Teten menuturkan, uji kelayakan minyak makan merah produksi Indonesia telah dilakukan oleh Pusat Penelitian Kelapa Sawit (PPKS). Dari hasil uji tersebut menghasilkan kesimpulan bahwa minyak makan merah lebih sehat dari minyak makan komersil karena mempertahankan fito-nutrient seperti Vitamin A, Vitamim E dan Squalene, serta dapat mengatasi gizi buruk atau stunting pada anak.

Lagi pula, faktor penyebab harga minyak makan merah menjadi kompetitif karena dikelola oleh koperasi secara closed loop economy system, terintegrasi dalam satu ekosistem.

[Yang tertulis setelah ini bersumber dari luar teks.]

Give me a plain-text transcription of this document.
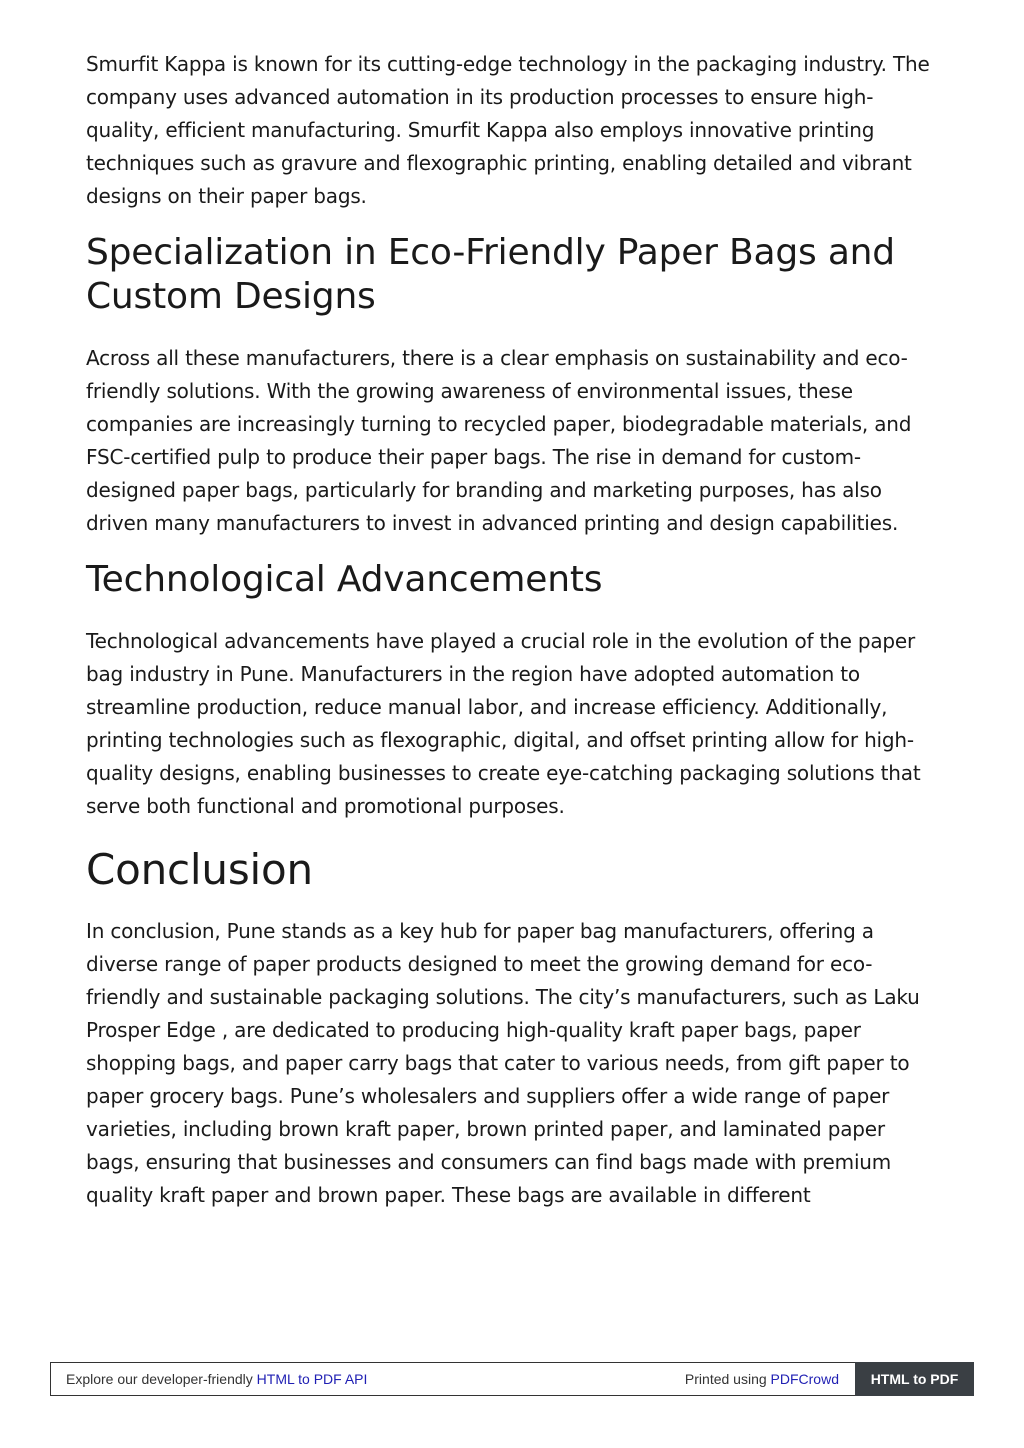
Smurfit Kappa is known for its cutting-edge technology in the packaging industry. The company uses advanced automation in its production processes to ensure high-quality, efficient manufacturing. Smurfit Kappa also employs innovative printing techniques such as gravure and flexographic printing, enabling detailed and vibrant designs on their paper bags.

Specialization in Eco-Friendly Paper Bags and Custom Designs

Across all these manufacturers, there is a clear emphasis on sustainability and eco-friendly solutions. With the growing awareness of environmental issues, these companies are increasingly turning to recycled paper, biodegradable materials, and FSC-certified pulp to produce their paper bags. The rise in demand for custom-designed paper bags, particularly for branding and marketing purposes, has also driven many manufacturers to invest in advanced printing and design capabilities.

Technological Advancements

Technological advancements have played a crucial role in the evolution of the paper bag industry in Pune. Manufacturers in the region have adopted automation to streamline production, reduce manual labor, and increase efficiency. Additionally, printing technologies such as flexographic, digital, and offset printing allow for high-quality designs, enabling businesses to create eye-catching packaging solutions that serve both functional and promotional purposes.

Conclusion

In conclusion, Pune stands as a key hub for paper bag manufacturers, offering a diverse range of paper products designed to meet the growing demand for eco-friendly and sustainable packaging solutions. The city’s manufacturers, such as Laku Prosper Edge , are dedicated to producing high-quality kraft paper bags, paper shopping bags, and paper carry bags that cater to various needs, from gift paper to paper grocery bags. Pune’s wholesalers and suppliers offer a wide range of paper varieties, including brown kraft paper, brown printed paper, and laminated paper bags, ensuring that businesses and consumers can find bags made with premium quality kraft paper and brown paper. These bags are available in different

Explore our developer-friendly HTML to PDF API	Printed using PDFCrowd	HTML to PDF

“Sehingga jarak antara kebun, pabrik CPO dan pabrik minyak makan merah lebih berdekatan dan mengakibatkan pengelolaan yang lebih efisien,” jelasnya.

“Teknologi khusus yang telah dikembangkan oleh PPKS, dengan teknologi yang sederhana tetapi kualitas produk atau fito-nutrien yang terjaga,” sambungnya.

Produksi Lebih Mahal

Dikonfirmasi secara terpisah, Direktur Eksekutif Gabungan Industri Minyak Goreng Nabati Indonesia (GIMNI), Sahat M Sinaga mengatakan produksi harga minyak makan merah atau dikenal dengan minyak merah, lebih mahal dibandingkan minyak goreng biasa. Hal ini dikarenakan nutrisi alami pada minyak merah tetap utuh.

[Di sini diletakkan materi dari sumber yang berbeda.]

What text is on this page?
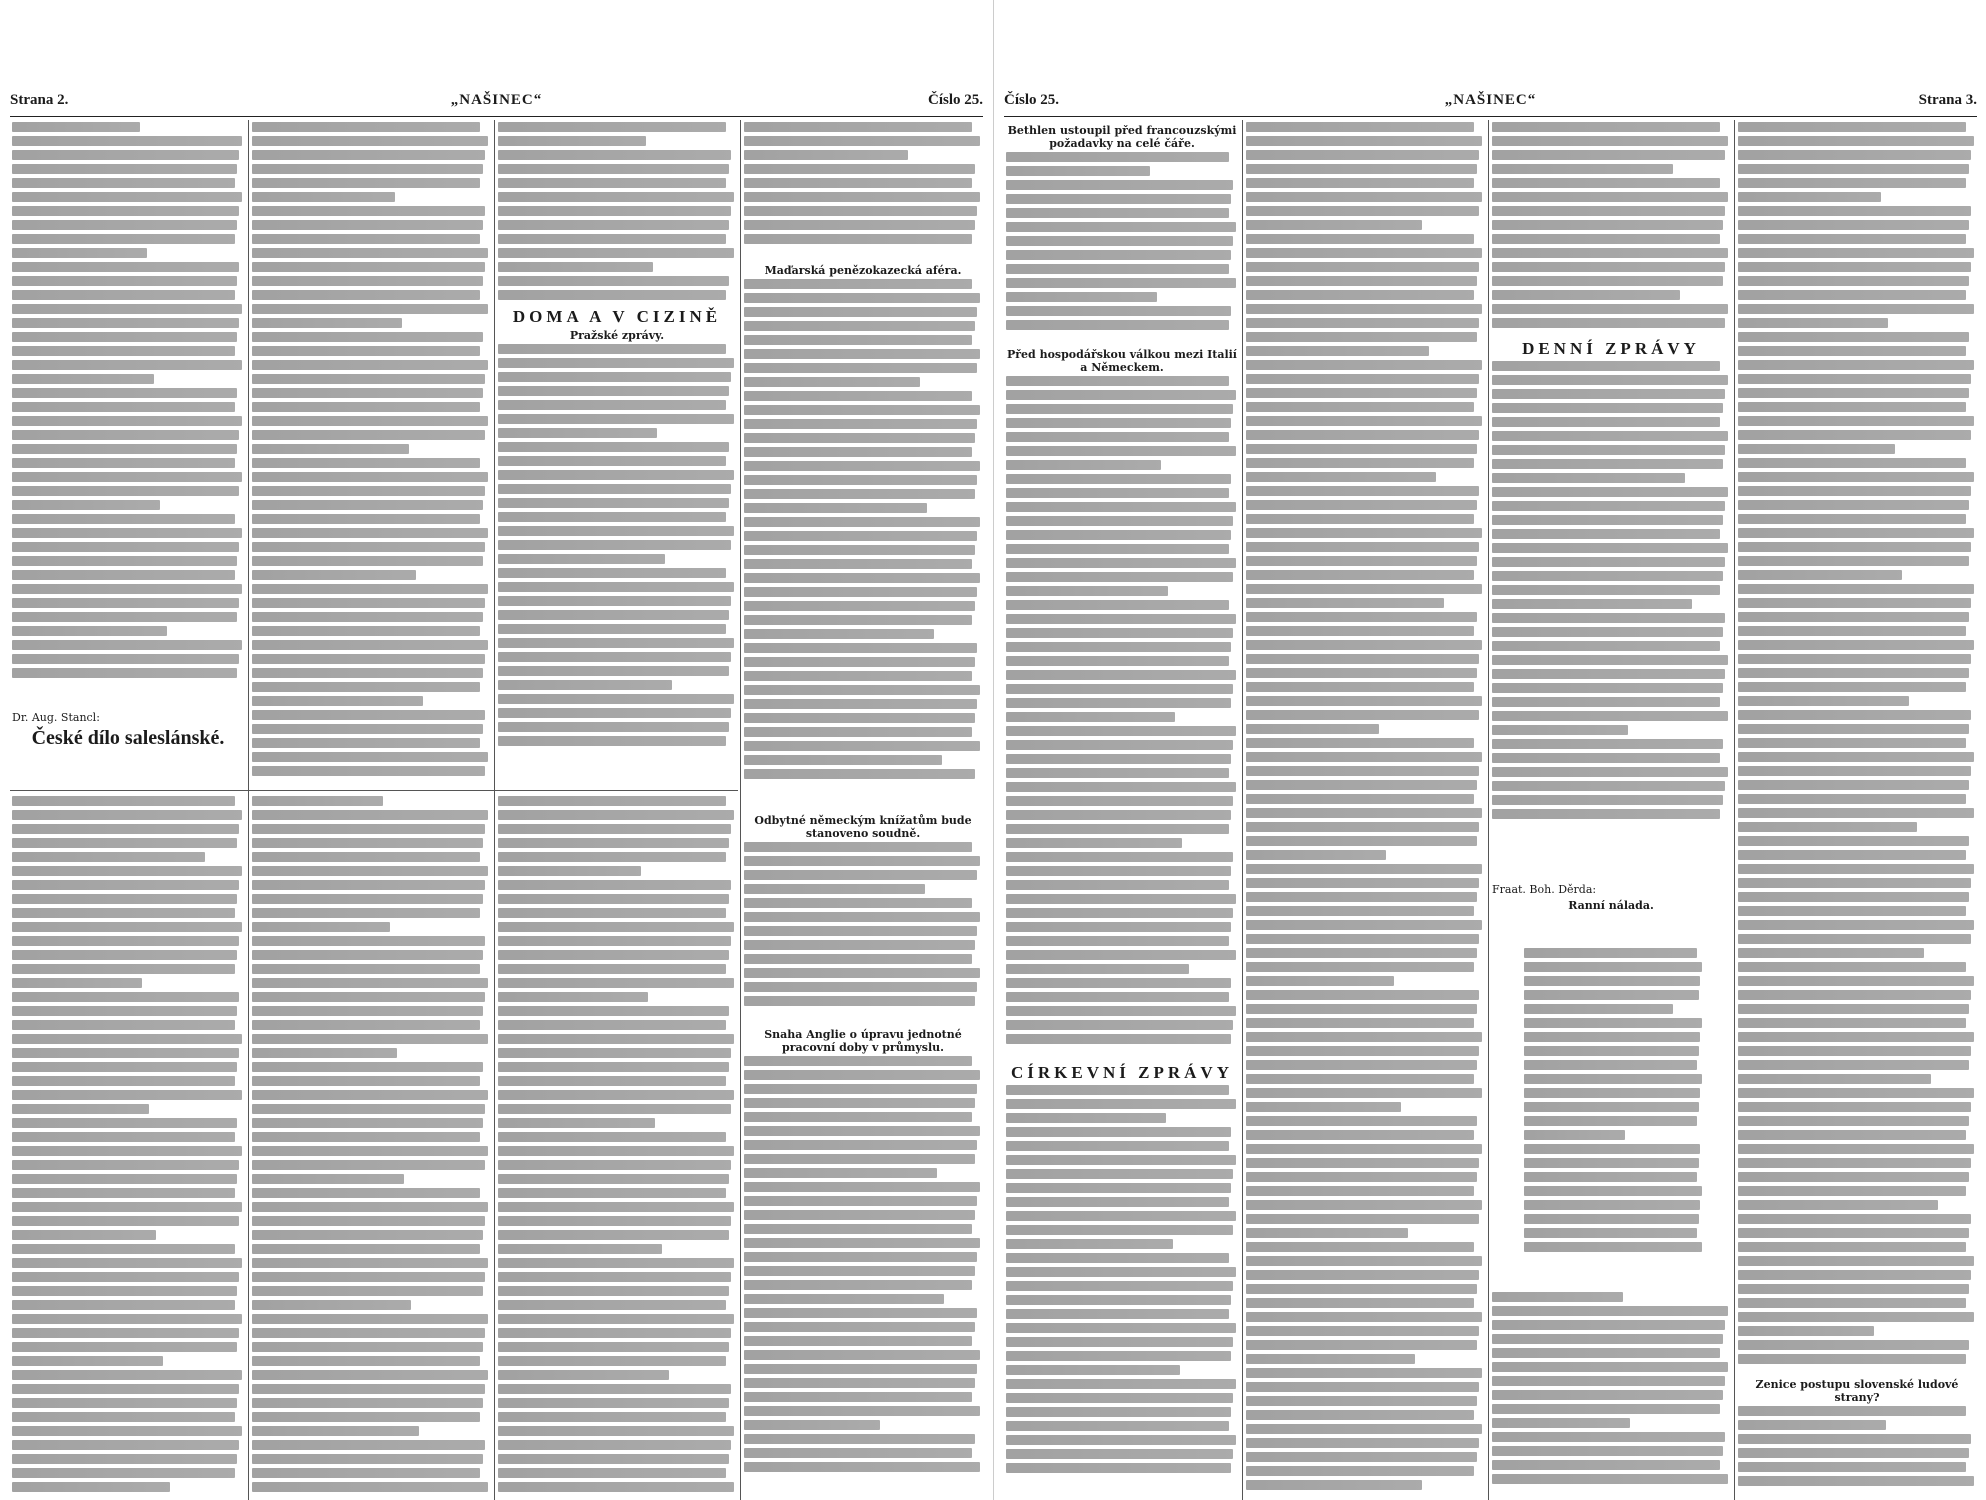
Strana 2.	„NAŠINEC“	Číslo 25.
Dr. Aug. Stancl:
České dílo saleslánské.
DOMA A V CIZINĚ
Pražské zprávy.
Maďarská penězokazecká aféra.
Odbytné německým knížatům bude stanoveno soudně.
Snaha Anglie o úpravu jednotné pracovní doby v průmyslu.
Číslo 25.	„NAŠINEC“	Strana 3.
Bethlen ustoupil před francouzskými požadavky na celé čáře.
Před hospodářskou válkou mezi Italií a Německem.
CÍRKEVNÍ ZPRÁVY
DENNÍ ZPRÁVY
Fraat. Boh. Děrda:
Ranní nálada.
Zenice postupu slovenské ludové strany?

Sahat mengatakan, saat masih berada di satu perusahaan nasional, pernah memproduksi minyak merah pada 1997. Namun, krisis moneter pada 1998 menyebabkan masyarakat tak ada lagi ada yang membeli minyak goreng bervitamin karena harga tinggi. Produksi pun berhenti.

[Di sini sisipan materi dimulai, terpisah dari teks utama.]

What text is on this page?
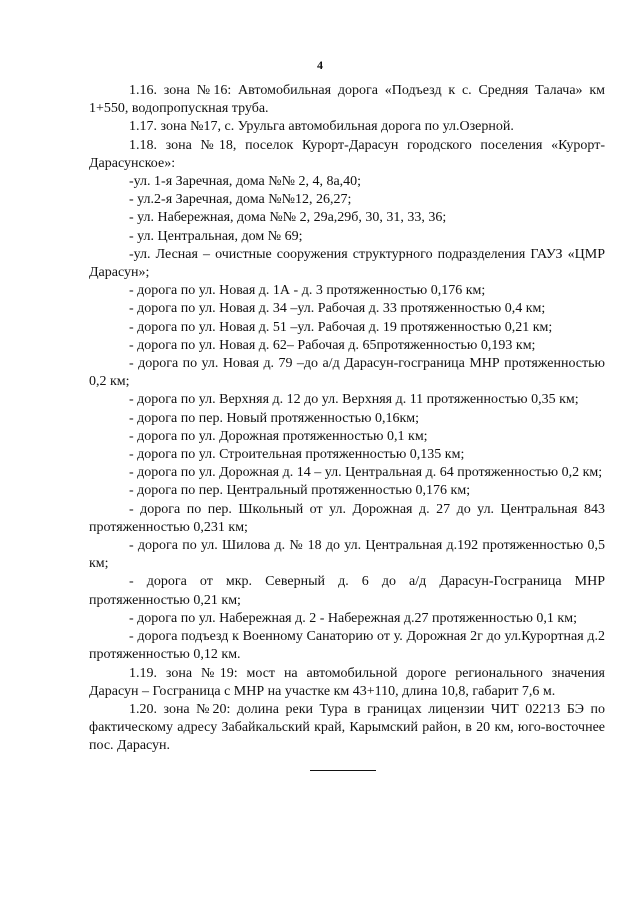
4

1.16. зона №16: Автомобильная дорога «Подъезд к с. Средняя Талача» км 1+550, водопропускная труба.

1.17. зона №17, с. Урульга автомобильная дорога по ул.Озерной.

1.18. зона №18, поселок Курорт-Дарасун городского поселения «Курорт-Дарасунское»:

-ул. 1-я Заречная, дома №№ 2, 4, 8а,40;

- ул.2-я Заречная, дома №№12, 26,27;

- ул. Набережная, дома №№ 2, 29а,29б, 30, 31, 33, 36;

- ул. Центральная, дом № 69;

-ул. Лесная – очистные сооружения структурного подразделения ГАУЗ «ЦМР Дарасун»;

- дорога по ул. Новая д. 1А - д. 3 протяженностью 0,176 км;

- дорога по ул. Новая д. 34 –ул. Рабочая д. 33 протяженностью 0,4 км;

- дорога по ул. Новая д. 51 –ул. Рабочая д. 19 протяженностью 0,21 км;

- дорога по ул. Новая д. 62– Рабочая д. 65протяженностью 0,193 км;

- дорога по ул. Новая д. 79 –до а/д Дарасун-госграница МНР протяженностью 0,2 км;

- дорога по ул. Верхняя д. 12 до ул. Верхняя д. 11 протяженностью 0,35 км;

- дорога по пер. Новый протяженностью 0,16км;

- дорога по ул. Дорожная протяженностью 0,1 км;

- дорога по ул. Строительная протяженностью 0,135 км;

- дорога по ул. Дорожная д. 14 – ул. Центральная д. 64 протяженностью 0,2 км;

- дорога по пер. Центральный протяженностью 0,176 км;

- дорога по пер. Школьный от ул. Дорожная д. 27 до ул. Центральная 843 протяженностью 0,231 км;

- дорога по ул. Шилова д. № 18 до ул. Центральная д.192 протяженностью 0,5 км;

- дорога от мкр. Северный д. 6 до а/д Дарасун-Госграница МНР протяженностью 0,21 км;

- дорога по ул. Набережная д. 2 - Набережная д.27 протяженностью 0,1 км;

- дорога подъезд к Военному Санаторию от у. Дорожная 2г до ул.Курортная д.2 протяженностью 0,12 км.

1.19. зона №19: мост на автомобильной дороге регионального значения Дарасун – Госграница с МНР на участке км 43+110, длина 10,8, габарит 7,6 м.

1.20. зона №20: долина реки Тура в границах лицензии ЧИТ 02213 БЭ по фактическому адресу Забайкальский край, Карымский район, в 20 км, юго-восточнее пос. Дарасун.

“Saat itu kami menggunakan teknologi yang mahal, molecular distillation, untuk dapat menjaga vitamin alaminya tetap berada di dalam minyak sawitnya,” ujar Sahat kepada merdeka.com, Kamis (13/10).

Pada 1997, saat perusahaan tempat Sahat bekerja masih memproduksi minyak merah, tim juga melakukan penelitian pasar dan pola penggorengan yang dikerjakan oleh Institut Pertanian Bogor.

Hasil dari penelitian menunjukan, nutrisi alami yang ada di minyak, bila dipanaskan di atas 120 derajat celcius untuk menggoreng, hanya sedikit yang masuk ke dalam makanan atau gorengan.

“Kebanyakannya nutrisi alami itu menguap ke udara,” ungkapnya.